A recent trend in embedded systems is a change from single-core processors to multi-core processors, which allows parallel execution of code. Multicore processors provide isolated computing cores, but the remaining hardware resources memory, buses, I/O are shared among the cores, thereby raising concerns about security and performance. By introducing a hypervisor or VMM layer, multiple isolated VMs can be created on the same system. Virtualization was originally designed for enterprise systems targeting general-purpose (GP) applications and hence its performance in real-time systems needs to be analyzed.
Use cases of real-time (RT) virtualization architectures (Kiszka, 2009) are seen in industrial control systems, where the time-critical activities of machines are handled by RTOS, whereas the graphical software is controlled by GPOS. Another example is in smartphones where the radio communication part is managed by RTOS, while the smartphone applications are managed by GPOS. In the automotive industry, new features are introduced by adding new Electronic Control Units (ECU). Over time, the number of ECU has increased, and this has resulted in a highly complex system with difficulty to manage along with underutilization of resources (Herber, 2016). Many innovations like autonomous driving features in cars require systems with high computing resources. Also, modern cars are no longer isolated systems and are integrated to the cloud or other cyber-physical systems. A camera in a car needs to process data in real-time and take appropriate control decisions. Here, virtualization helps to integrate different functionalities into a single system, thus helping in reducing the number of ECUs and their wiring overhead.

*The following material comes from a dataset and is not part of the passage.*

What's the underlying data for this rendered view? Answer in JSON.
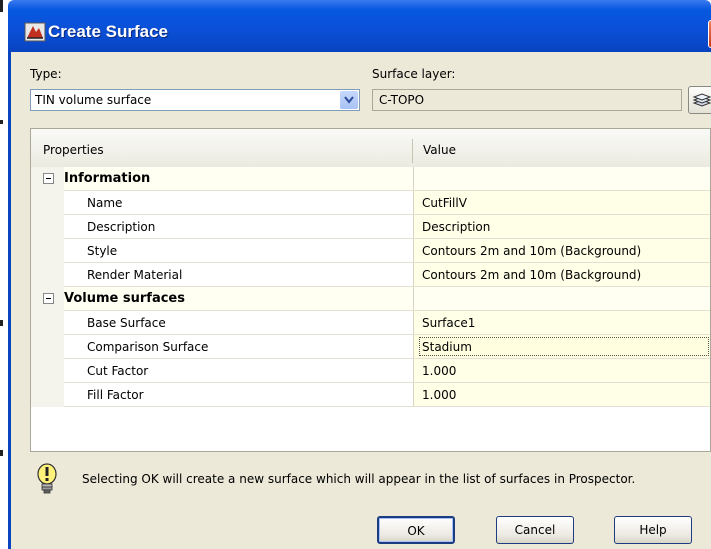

Recent embedded devices consist of multi-core processors and have increased computing power. The legacy RTOS written for uniprocessor systems needs to utilize the capability of these multicore processors. To meet the requirements of today’s world and to make use of the additional computing capabilities of the embedded systems, either the functionalities of RTOS need to be extended or the GPOS needs to incorporate some RT features. Embedded systems are proceeding towards exploiting virtualization technology to have the benefits of RTOS and GPOS on the same system. This combination provides both a timely, deterministic behavior and a general-purpose application codebase. Virtualization was originally designed for enterprise systems targeting general purpose applications and hence the RT responsiveness of RTOS running inside a VM is still a concern and it is necessary to analyze and tune the performance.
The contributions of this paper are: (1) The real-time performance of KVM virtualization architecture is analyzed on a multicore system. Different real-time tuning measures are proposed to reduce the latency of the RT process on the RT guest VM and the performance with different tuning measures is analyzed. The effect of these tuning measures on non real-time tasks is also analyzed. (2) As part of this work a VM resource monitoring tool named ‘VM_stat’ is developed to obtain the resource usage of each thread in guest VMs. Using this tool, one could easily acquire the process details, overloaded CPUs, scheduling information, etc. Information from such a tool is necessary to tune the system appropriately.